On a recent transatlantic flight, I read Alison Lurie’s Pulitzer Prize-winning novel, Foreign Affairs (Random House, 1984). Although it’s been out for more than thirty years, I found it on a daily Amazon deal a while back and thought it looked like something I’d like: complicated stories of American expats in London.
And it certainly lived up to my expectations. I’d also brought a Paris memoir to read on my trip, but that book left me feeling like I’d wasted five hours of my life (I have a hard time abandoning books once I start them). So I was happy to turn to Foreign Affairs on a 10-hour flight and enjoyed it so much that I read straight through and finished about five minutes before landing.
The story is set in the mid-1980s, but you wouldn’t know it apart from the fact that no one has cell phones. Two English professors from an update NY university that’s supposed to be Cornell (where Lurie also taught in English department for many years) are on sabbatical in London. Virginia is known as Vinnie and is a 50-year-old “plain” woman who feels more alive and at home in London than back in the US. Fred, on the other hand, is a twenty-something wunderkind who has both the looks and the smarts that have made his life relatively easy up to the time we meet him in London.

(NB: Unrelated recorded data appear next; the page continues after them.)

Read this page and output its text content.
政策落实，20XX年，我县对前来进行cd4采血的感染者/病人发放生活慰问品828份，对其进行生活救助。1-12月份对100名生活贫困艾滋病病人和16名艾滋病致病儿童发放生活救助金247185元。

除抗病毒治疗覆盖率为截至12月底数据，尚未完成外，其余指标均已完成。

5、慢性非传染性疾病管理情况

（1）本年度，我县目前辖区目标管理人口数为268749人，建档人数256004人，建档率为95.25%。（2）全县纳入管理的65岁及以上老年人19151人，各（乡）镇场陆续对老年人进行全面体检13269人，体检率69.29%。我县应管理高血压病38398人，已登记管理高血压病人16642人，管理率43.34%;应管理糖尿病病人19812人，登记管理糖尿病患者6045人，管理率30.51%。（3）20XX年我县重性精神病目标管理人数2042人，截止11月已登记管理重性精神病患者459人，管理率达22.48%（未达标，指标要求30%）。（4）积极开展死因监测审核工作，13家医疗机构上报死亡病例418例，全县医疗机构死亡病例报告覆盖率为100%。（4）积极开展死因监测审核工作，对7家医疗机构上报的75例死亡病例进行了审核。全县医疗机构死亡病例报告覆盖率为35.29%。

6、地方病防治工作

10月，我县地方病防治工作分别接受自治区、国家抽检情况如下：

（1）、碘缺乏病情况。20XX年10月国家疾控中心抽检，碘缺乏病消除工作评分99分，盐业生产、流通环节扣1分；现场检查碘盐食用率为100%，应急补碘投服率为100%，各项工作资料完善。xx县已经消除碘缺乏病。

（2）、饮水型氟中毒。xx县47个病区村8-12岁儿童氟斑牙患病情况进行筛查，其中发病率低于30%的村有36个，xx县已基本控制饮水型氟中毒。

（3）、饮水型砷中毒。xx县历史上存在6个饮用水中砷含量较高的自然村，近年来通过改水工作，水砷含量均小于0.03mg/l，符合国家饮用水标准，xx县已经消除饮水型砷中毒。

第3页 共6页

Vinnie and Fred don’t know each other well. Back in Corinth, NY (site of the the fake Ivy League school) they don’t move in the same circles. Fred is married to a younger Jewish woman from whom he became estranged before he moved to London. His friends in London advise him to move on and forget his wife (too emotional, too loud, too Jewish). So when Vinnie feels obliged to invite Fred to a party she hosts at the start of their sabbaticals, Fred doesn’t shy away from starlet Lady Rosemary Radley, a larger than life actress who always has an entourage around her.

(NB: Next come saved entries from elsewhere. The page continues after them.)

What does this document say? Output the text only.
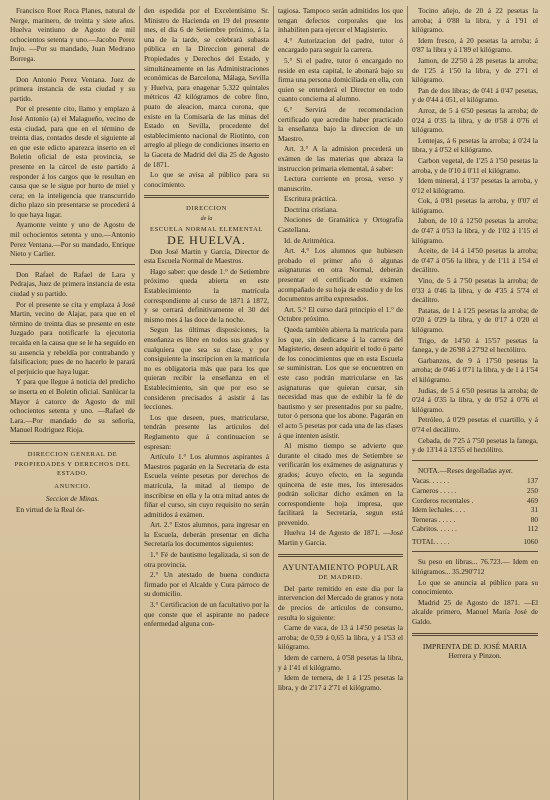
Francisco Roer Roca Planes, natural de Nerge, marinero, de treinta y siete años. Huelva veintiuno de Agosto de mil ochocientos setenta y uno.—Jacobo Perez Irujo. —Por su mandado, Juan Medrano Borrega.

Don Antonio Perez Ventana. Juez de primera instancia de esta ciudad y su partido.

Por el presente cito, llamo y emplazo á José Antonio (a) el Malagueño, vecino de esta ciudad, para que en el término de treinta dias, contados desde el siguiente al en que este edicto aparezca inserto en el Boletin oficial de esta provincia, se presente en la cárcel de este partido á responder á los cargos que le resultan en causa que se le sigue por hurto de miel y cera; en la inteligencia que transcurrido dicho plazo sin presentarse se procederá á lo que haya lugar.

Ayamonte veinte y uno de Agosto de mil ochocientos setenta y uno.—Antonio Perez Ventana.—Por su mandado, Enrique Nieto y Carlier.

Don Rafael de Rafael de Lara y Pedrajas, Juez de primera instancia de esta ciudad y su partido.

Por el presente se cita y emplaza á José Martin, vecino de Alajar, para que en el término de treinta dias se presente en este Juzgado para notificarle la ejecutoria recaida en la causa que se le ha seguido en su ausencia y rebeldía por contrabando y falsificacion; pues de no hacerlo le parará el perjuicio que haya lugar.

Y para que llegue á noticia del predicho se inserta en el Boletin oficial. Sanlúcar la Mayor á catorce de Agosto de mil ochocientos setenta y uno. —Rafael de Lara.—Por mandado de su señoría, Manuel Rodriguez Rioja.

DIRECCION GENERAL DE PROPIEDADES Y DERECHOS DEL ESTADO.

ANUNCIO.

Seccion de Minas.

En virtud de la Real ór-

den espedida por el Excelentísimo Sr. Ministro de Hacienda en 19 del presente mes, el dia 6 de Setiembre próximo, á la una de la tarde, se celebrará subasta pública en la Direccion general de Propiedades y Derechos del Estado, y simultáneamente en las Administraciones económicas de Barcelona, Málaga, Sevilla y Huelva, para enagenar 5.322 quintales métricos 42 kilógramos de cobre fino, puato de aleacion, marca corona, que existe en la Comisaría de las minas del Estado en Sevilla, procedente del establecimiento nacional de Riotinto, con arreglo al pliego de condiciones inserto en la Gaceta de Madrid del dia 25 de Agosto de 1871.

Lo que se avisa al público para su conocimiento.

DIRECCION

de la

ESCUELA NORMAL ELEMENTAL

DE HUELVA.

Don José Martin y Garcia, Director de esta Escuela Normal de Maestros.

Hago saber: que desde 1.° de Setiembre próximo queda abierta en este Establecimiento la matrícula correspondiente al curso de 1871 á 1872, y se cerrará definitivamente el 30 del mismo mes á las doce de la noche.

Segun las últimas disposiciones, la enseñanza es libre en todos sus grados y cualquiera que sea su clase, y por consiguiente la inscripcion en la matrícula no es obligatoria más que para los que quieran recibir la enseñanza en el Establecimiento, sin que por eso se consideren precisados á asistir á las lecciones.

Los que deseen, pues, matricularse, tendrán presente las artículos del Reglamento que á continuacion se espresan:

Artículo 1.° Los alumnos aspirantes á Maestros pagarán en la Secretaría de esta Escuela veinte pesetas por derechos de matrícula, la mitad al tiempo de inscribirse en ella y la otra mitad antes de fiñar el curso, sin cuyo requisito no serán admitidos á exámen.

Art. 2.° Estos alumnos, para ingresar en la Escuela, deberán presentar en dicha Secretaría los documentos siguientes:

1.° Fé de bautismo legalizada, si son de otra provincia.

2.° Un atestado de buena conducta firmado por el Alcalde y Cura párroco de su domicilio.

3.° Certificacion de un facultativo por la que conste que el aspirante no padece enfermedad alguna con-

tagiosa. Tampoco serán admitidos los que tengan defectos corporales que los inhabiliten para ejercer el Magisterio.

4.° Autorizacion del padre, tutor ó encargado para seguir la carrera.

5.° Si el padre, tutor ó encargado no reside en esta capital, le abonará bajo su firma una persona domiciliada en ella, con quien se entenderá el Director en todo cuanto concierna al alumno.

6.° Servirá de recomendacion certificado que acredite haber practicado la enseñanza bajo la direccion de un Maestro.

Art. 3.° A la admision precederá un exámen de las materias que abraza la instruccion primaria elemental, á saber:

Lectura corriente en prosa, verso y manuscrito.

Escritura práctica.

Doctrina cristiana.

Nociones de Gramática y Ortografía Castellana.

Id. de Aritmética.

Art. 4.° Los alumnos que hubiesen probado el primer año ó algunas asignaturas en otra Normal, deberán presentar el certificado de exámen acompañado de su hoja de estudio y de los documentos arriba expresados.

Art. 5.° El curso dará principio el 1.° de Octubre próximo.

Queda también abierta la matrícula para los que, sin dedicarse á la carrera del Magisterio, deseen adquirir el todo ó parte de los conocimientos que en esta Escuela se suministran. Los que se encuentren en este caso podrán matricularse en las asignaturas que quieran cursar, sin necesidad mas que de exhibir la fé de bautismo y ser presentados por su padre, tutor ó persona que los abone. Pagarán en el acto 5 pesetas por cada una de las clases á que intenten asistir.

Al mismo tiempo se advierte que durante el citado mes de Setiembre se verificarán los exámenes de asignaturas y grados; ácuyo efecto, en la segunda quincena de este mes, los interesados podrán solicitar dicho exámen en la correspondiente hoja impresa, que facilitará la Secretaría, segun está prevenido.

Huelva 14 de Agosto de 1871. —José Martin y Garcia.

AYUNTAMIENTO POPULAR

DE MADRID.

Del parte remitido en este dia por la intervencion del Mercado de granos y nota de precios de artículos de consumo, resulta lo siguiente:

Carne de vaca, de 13 á 14'50 pesetas la arroba; de 0,59 á 0,65 la libra, y á 1'53 el kilógramo.

Idem de carnero, á 0'58 pesetas la libra, y á 1'41 el kilógramo.

Idem de ternera, de 1 á 1'25 pesetas la libra, y de 2'17 á 2'71 el kilógramo.

Tocino añejo, de 20 á 22 pesetas la arroba; á 0'88 la libra, y á 1'91 el kilógramo.

Idem fresco, á 20 pesetas la arroba; á 0'87 la libra y á 1'89 el kilógramo.

Jamon, de 22'50 á 28 pesetas la arroba; de 1'25 á 1'50 la libra, y de 2'71 el kilógramo.

Pan de dos libras; de 0'41 á 0'47 pesetas, y de 0'44 á 051, el kilógramo.

Arroz, de 5 á 6'50 pesetas la arroba; de 0'24 á 0'35 la libra, y de 0'58 á 0'76 el kilógramo.

Lentejas, á 6 pesetas la arroba; á 0'24 la libra, y á 0'52 el kilógramo.

Carbon vegetal, de 1'25 á 1'50 pesetas la arroba, y de 0'10 á 0'11 el kilógramo.

Idem mineral, á 1'37 pesetas la arroba, y 0'12 el kilógramo.

Cok, á 0'81 pesetas la arroba, y 0'07 el kilógramo.

Jabon, de 10 á 12'50 pesetas la arroba; de 0'47 á 0'53 la libra, y de 1'02 á 1'15 el kilógramo.

Aceite, de 14 á 14'50 pesetas la arroba; de 0'47 á 0'56 la libra, y de 1'11 á 1'54 el decálitro.

Vino, de 5 á 7'50 pesetas la arroba; de 0'33 á 0'46 la libra, y de 4'35 á 5'74 el decálitro.

Patatas, de 1 á 1'25 pesetas la arroba; de 0'20 á 0'29 la libra, y de 0'17 á 0'20 el kilógramo.

Trigo, de 14'50 á 15'57 pesetas la fanega, y de 26'98 á 27'92 el hectólitro.

Garbanzos, de 9 á 17'50 pesetas la arroba; de 0'46 á 0'71 la libra, y de 1 á 1'54 el kilógramo.

Judias, de 5 á 6'50 pesetas la arroba; de 0'24 á 0'35 la libra, y de 0'52 á 0'76 el kilógramo.

Petróleo, á 0'29 pesetas el cuartillo, y á 0'74 el decálitro.

Cebada, de 7'25 á 7'50 pesetas la fanega, y de 13'14 á 13'55 el hectólitro.

NOTA.—Reses degolladas ayer.

Vacas. . . . . .	137
Carneros . . . . .	250
Corderos recentales .	469
Idem lechales. . . .	31
Terneras . . . . .	80
Cabritos. . . . . .	112
TOTAL . . . .	1060

Su peso en libras... 76.723.— Idem en kilógramos... 35.290'712

Lo que se anuncia al público para su conocimiento.

Madrid 25 de Agosto de 1871. —El alcalde primero, Manuel María José de Galdo.

IMPRENTA DE D. JOSÉ MARIA Herrera y Pinzon.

On Vinnie’s flight to London, she sits next to a towering man from Oklahoma named Chuck. Chuck is in his late 50s, so several years older than Vinnie. He’s also married and on a package tour (something Vinnie would never do) for a couple weeks while his wife remains at home to work in her booming real estate practice. Vinnie looks down on people like Chuck who epitomize the worst American stereotypes–loud, uneducated, not well-read, not well-traveled.
But life is never what it seems and Vinnie and Chuck develop one of the loveliest relationships I’ve come across in literature. Fred, on the other hand, seems to be on the fast-track to a love affair noted in the celebrity magazines. And he is until it all comes crashing down in a creepy and thrilling way I won’t spoil here.
I really enjoyed this book for its wit and social commentary on the differences between American and British society especially when it comes to relationships. Foreign Affairs is an intelligent work of literary fiction that’s perfect for summer reading–including a long-haul flight.
Sudha says
Thanks for this great review, Susan! Cat wait to read it!
Susan Blumberg-Kason says
Thank you! If you do, let me know what you think!